A terminal UI (TUI) for exporting [RFEM 6](https://www.dlubal.com/en/products/rfem-fea-software/what-is-rfem)
tables — both model **inputs** and analysis **results** — to a formatted Excel
workbook. It attaches to an already-running RFEM 6 process over the Dlubal gRPC
API, lets you confirm the active model, pick tables from a tree that mirrors the
RFEM GUI navigators, and writes a new timestamped `.xlsx` with one sheet per
table plus an info sheet capturing export metadata and any warnings.

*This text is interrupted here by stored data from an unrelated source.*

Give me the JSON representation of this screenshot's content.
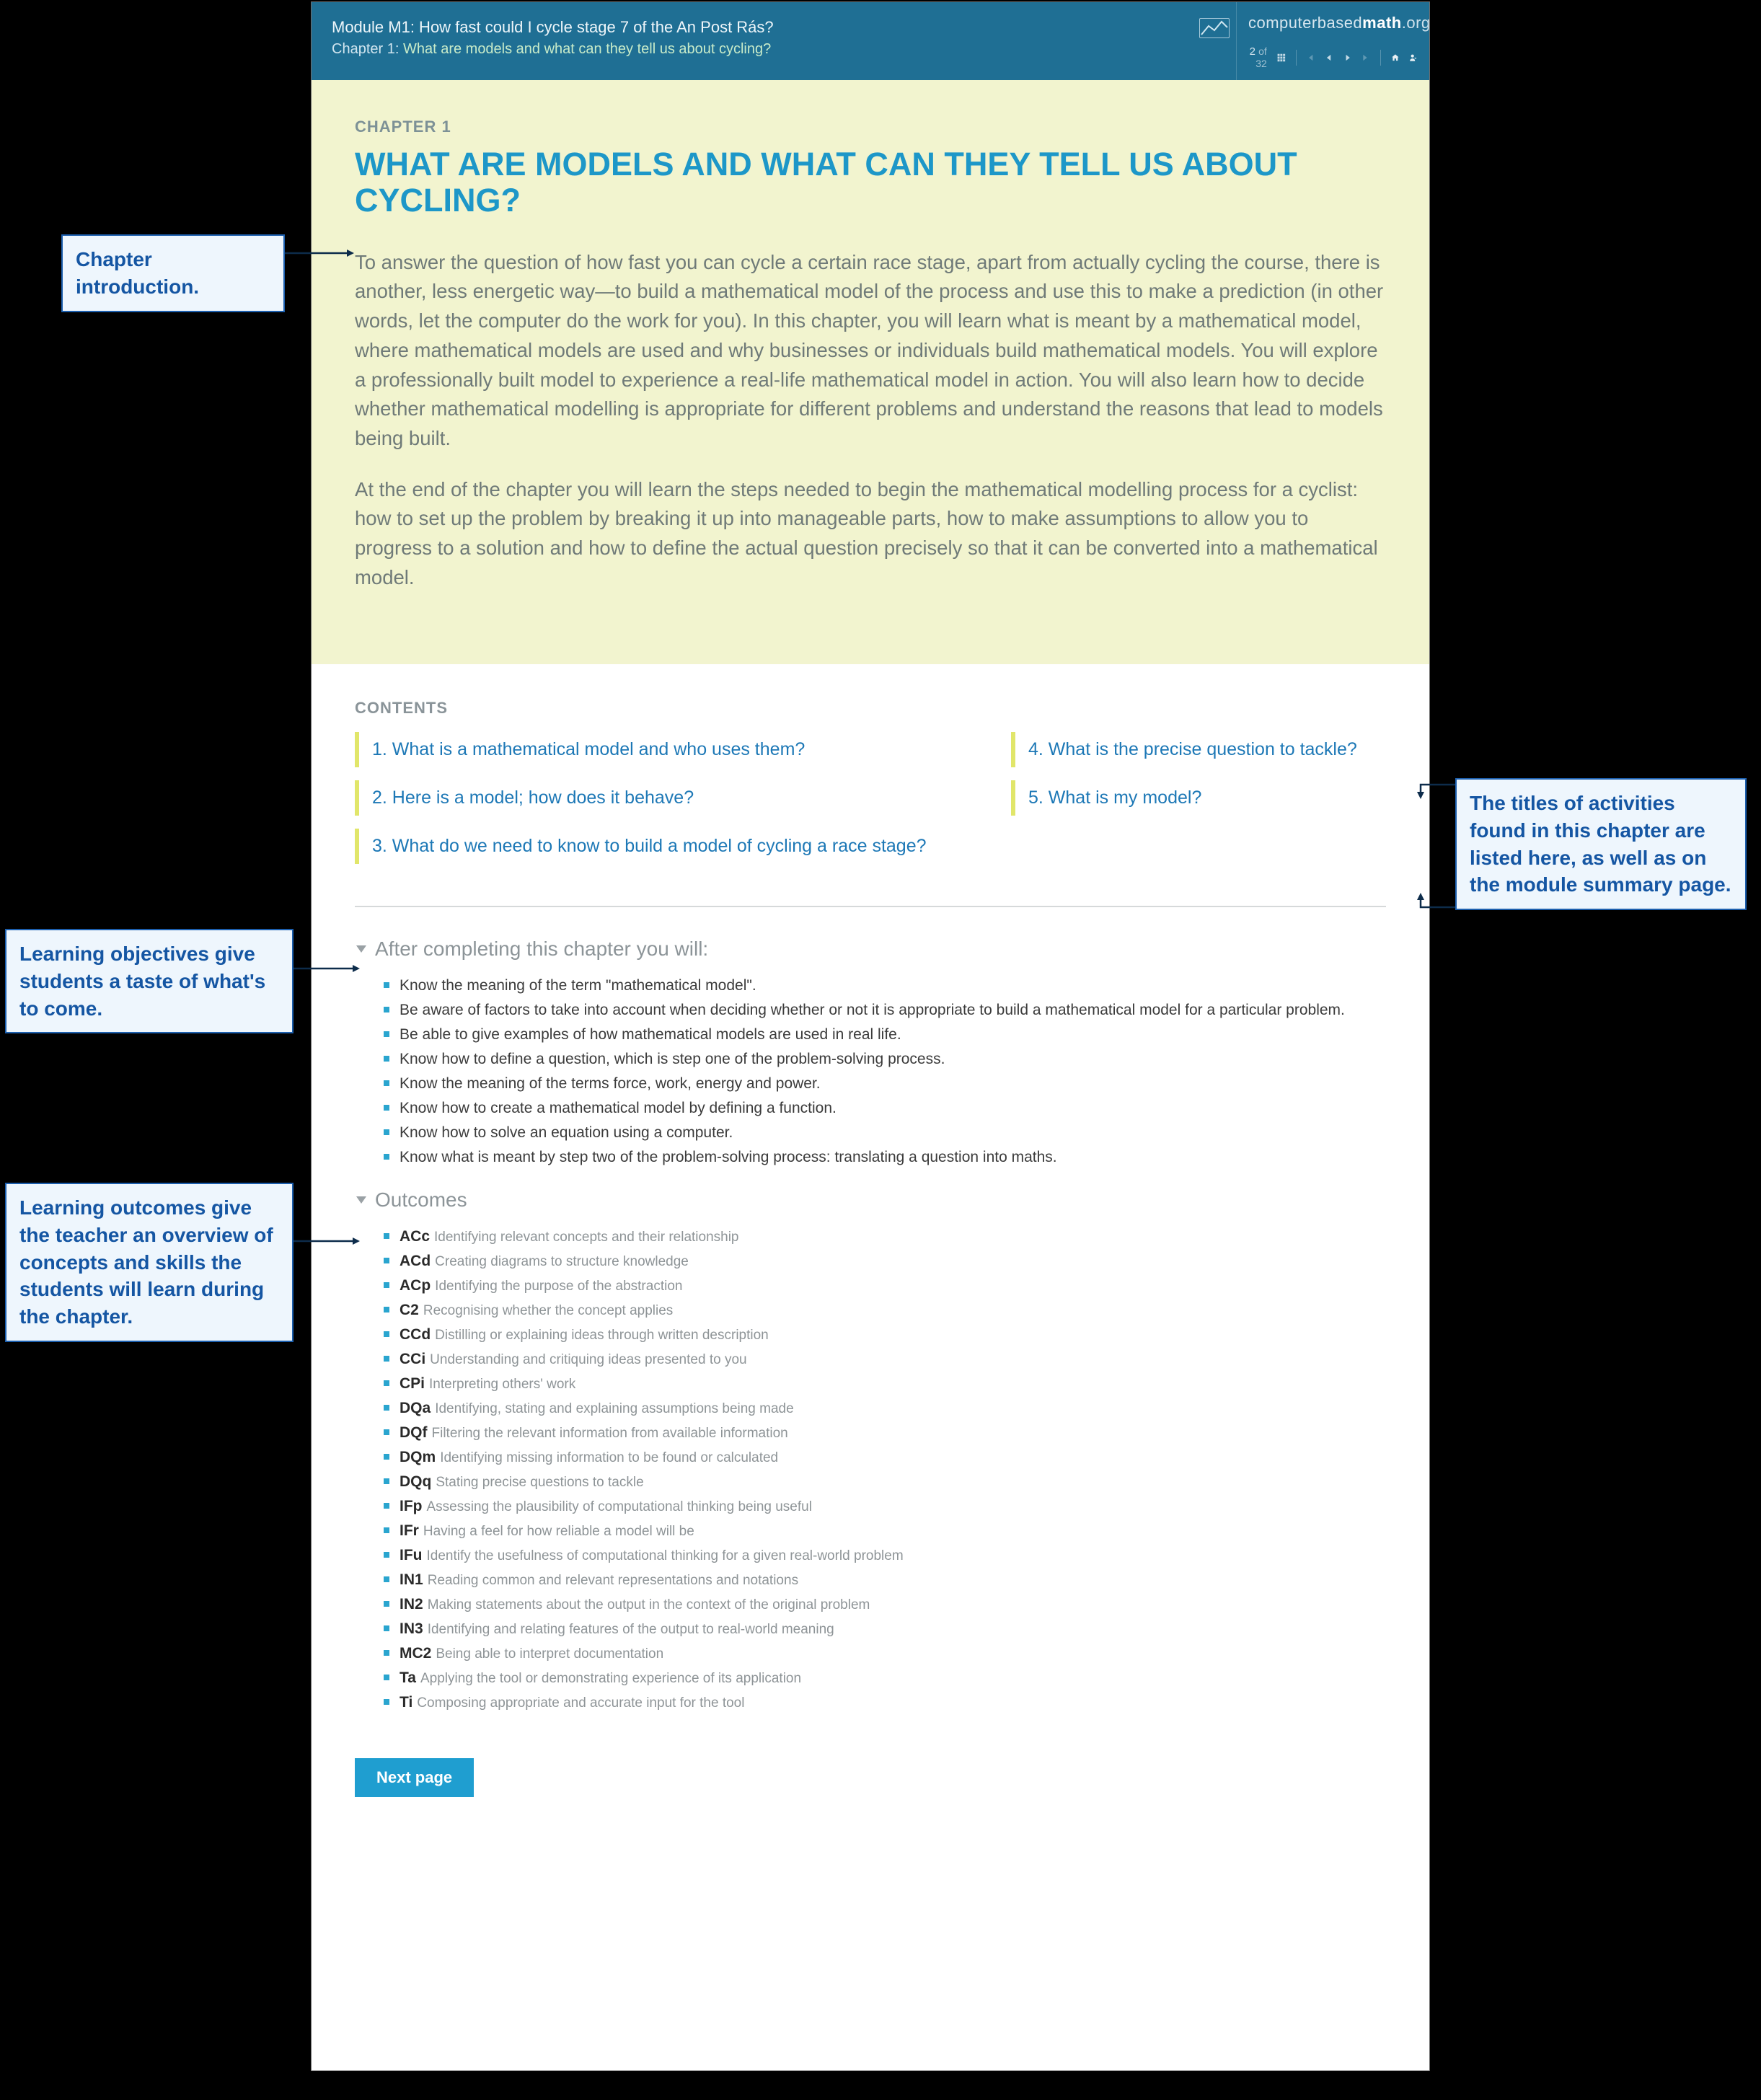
{
  "header": {
    "module_line": "Module M1: How fast could I cycle stage 7 of the An Post Rás?",
    "chapter_prefix": "Chapter 1:",
    "chapter_line_title": "What are models and what can they tell us about cycling?",
    "brand_thin": "computer",
    "brand_bold": "based",
    "brand_bold2": "math",
    "brand_domain": ".org",
    "page_current": "2",
    "page_of": "of",
    "page_total": "32"
  },
  "intro": {
    "eyebrow": "CHAPTER 1",
    "title": "WHAT ARE MODELS AND WHAT CAN THEY TELL US ABOUT CYCLING?",
    "para1": "To answer the question of how fast you can cycle a certain race stage, apart from actually cycling the course, there is another, less energetic way—to build a mathematical model of the process and use this to make a prediction (in other words, let the computer do the work for you). In this chapter, you will learn what is meant by a mathematical model, where mathematical models are used and why businesses or individuals build mathematical models. You will explore a professionally built model to experience a real-life mathematical model in action. You will also learn how to decide whether mathematical modelling is appropriate for different problems and understand the reasons that lead to models being built.",
    "para2": "At the end of the chapter you will learn the steps needed to begin the mathematical modelling process for a cyclist: how to set up the problem by breaking it up into manageable parts, how to make assumptions to allow you to progress to a solution and how to define the actual question precisely so that it can be converted into a mathematical model."
  },
  "contents": {
    "label": "CONTENTS",
    "col1": [
      "1.  What is a mathematical model and who uses them?",
      "2.  Here is a model; how does it behave?",
      "3.  What do we need to know to build a model of cycling a race stage?"
    ],
    "col2": [
      "4.  What is the precise question to tackle?",
      "5.  What is my model?"
    ]
  },
  "objectives": {
    "heading": "After completing this chapter you will:",
    "items": [
      "Know the meaning of the term \"mathematical model\".",
      "Be aware of factors to take into account when deciding whether or not it is appropriate to build a mathematical model for a particular problem.",
      "Be able to give examples of how mathematical models are used in real life.",
      "Know how to define a question, which is step one of the problem-solving process.",
      "Know the meaning of the terms force, work, energy and power.",
      "Know how to create a mathematical model by defining a function.",
      "Know how to solve an equation using a computer.",
      "Know what is meant by step two of the problem-solving process: translating a question into maths."
    ]
  },
  "outcomes": {
    "heading": "Outcomes",
    "items": [
      {
        "code": "ACc",
        "desc": "Identifying relevant concepts and their relationship"
      },
      {
        "code": "ACd",
        "desc": "Creating diagrams to structure knowledge"
      },
      {
        "code": "ACp",
        "desc": "Identifying the purpose of the abstraction"
      },
      {
        "code": "C2",
        "desc": "Recognising whether the concept applies"
      },
      {
        "code": "CCd",
        "desc": "Distilling or explaining ideas through written description"
      },
      {
        "code": "CCi",
        "desc": "Understanding and critiquing ideas presented to you"
      },
      {
        "code": "CPi",
        "desc": "Interpreting others' work"
      },
      {
        "code": "DQa",
        "desc": "Identifying, stating and explaining assumptions being made"
      },
      {
        "code": "DQf",
        "desc": "Filtering the relevant information from available information"
      },
      {
        "code": "DQm",
        "desc": "Identifying missing information to be found or calculated"
      },
      {
        "code": "DQq",
        "desc": "Stating precise questions to tackle"
      },
      {
        "code": "IFp",
        "desc": "Assessing the plausibility of computational thinking being useful"
      },
      {
        "code": "IFr",
        "desc": "Having a feel for how reliable a model will be"
      },
      {
        "code": "IFu",
        "desc": "Identify the usefulness of computational thinking for a given real-world problem"
      },
      {
        "code": "IN1",
        "desc": "Reading common and relevant representations and notations"
      },
      {
        "code": "IN2",
        "desc": "Making statements about the output in the context of the original problem"
      },
      {
        "code": "IN3",
        "desc": "Identifying and relating features of the output to real-world meaning"
      },
      {
        "code": "MC2",
        "desc": "Being able to interpret documentation"
      },
      {
        "code": "Ta",
        "desc": "Applying the tool or demonstrating experience of its application"
      },
      {
        "code": "Ti",
        "desc": "Composing appropriate and accurate input for the tool"
      }
    ]
  },
  "next_button": "Next page",
  "callouts": {
    "intro": "Chapter introduction.",
    "contents": "The titles of activities found in this chapter are listed here, as well as on the module summary page.",
    "objectives": "Learning objectives give students a taste of what's to come.",
    "outcomes": "Learning outcomes give the teacher an overview of concepts and skills the students will learn during the chapter."
  }
}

The table-picker UX is modeled on SAP2000's "Export Tables to Excel" dialog.

## Features

- **Attach to a live model** — connects to the running RFEM 6 process and shows
  the active model's name and path so you can verify you're exporting the right
  one before you start.
- **Navigator-style table tree** — tables are organized exactly like the RFEM
  GUI (Structure → Basic Objects → Nodes, …; Load Cases and Combinations; Loads;
  Results → Nodes/Members/Lines/Surfaces).
- **Inputs and results** — model objects (nodes, members, surfaces, materials,
  cross-sections, supports, hinges, load cases/combinations, loads) and static
  result tables (support forces, internal forces, deformations) iterated across
  every load case and combination.
- **Object filtering** (`o`) — toggle between *all objects* and *only the
  objects currently selected in the RFEM model* (read live via the API's
  `only_selected` query); the status bar shows a live count of what's selected
  (e.g. "1 member"). To export a saved RFEM object selection or Group of Object
  Selections, activate it in RFEM (which sets the live selection), then toggle to
  *Currently selected objects*. Tables whose rows aren't tied to selectable
  objects (materials, cross-sections, load cases/combinations) ignore the filter
  and always export in full; loads, supports and result rows are filtered by the
  object they act on/report.
- **Case / combination filtering** (`c`) — for result tables, pick exactly which
  load cases and combinations to export from a check-list instead of iterating
  every one.
- **Result-row detail** (`t`) — cycle a result table's rows between *all*,
  *envelope only* (extreme rows whose `tag` ends in `min`/`max`), and *itemized
  only* (the per-location rows, with no `min`/`max` tag).
- **Analysis-aware** — result tables are greyed out and unselectable until the
  model has been solved, so you never queue a result export that can't run.
- **Metric or imperial units** — pick a unit system and every value is
  converted to it (metric: kN, kN·m, m/mm, MPa; imperial: kip, kip·ft, ft/in,
  ksi). Conversion is dimensionality-driven via [Pint](https://pint.readthedocs.io/):
  no multipliers are hard-coded, so compound units (kN·m, kN/m, kN/m²) convert
  correctly and can't be cross-applied. The info sheet records the system and
  the target unit for each magnitude; converted columns carry their unit in the
  header (e.g. `n [kip]`, `area_axial [in²]`).
- **One workbook per export** — a new file is always written to `results/`;
  nothing is overwritten.
- **Resilient** — a single problematic table produces a warning on the info
  sheet rather than aborting the whole export.

## Requirements

- Windows with **RFEM 6.14** installed and running, a model open, and the gRPC
  web service / API enabled.
- A valid Dlubal API key (see [Configuration](#configuration)).
- Python 3.11+.

> **Version pin:** the `dlubal-api` client version must match the RFEM server
> version. This project pins `dlubal-api==2.14.3` for **RFEM 6.14**. If you run a
> different RFEM version, change the pin to match — mismatched versions cause
> object-type enum drift and silently wrong/empty exports.

## Installation

### Run without installing (recommended)

With [uv](https://docs.astral.sh/uv/) you can run the latest published release
directly — no clone, no virtualenv:

```bash
uvx rfem-table-export
```

Pin a specific version (handy for matching your RFEM/`dlubal-api` version):

```bash
uvx rfem-table-export@0.2.0
```

> The console command is also available as `rfem-export`; with `uvx` use the
> distribution name (`rfem-table-export`) so version pinning works.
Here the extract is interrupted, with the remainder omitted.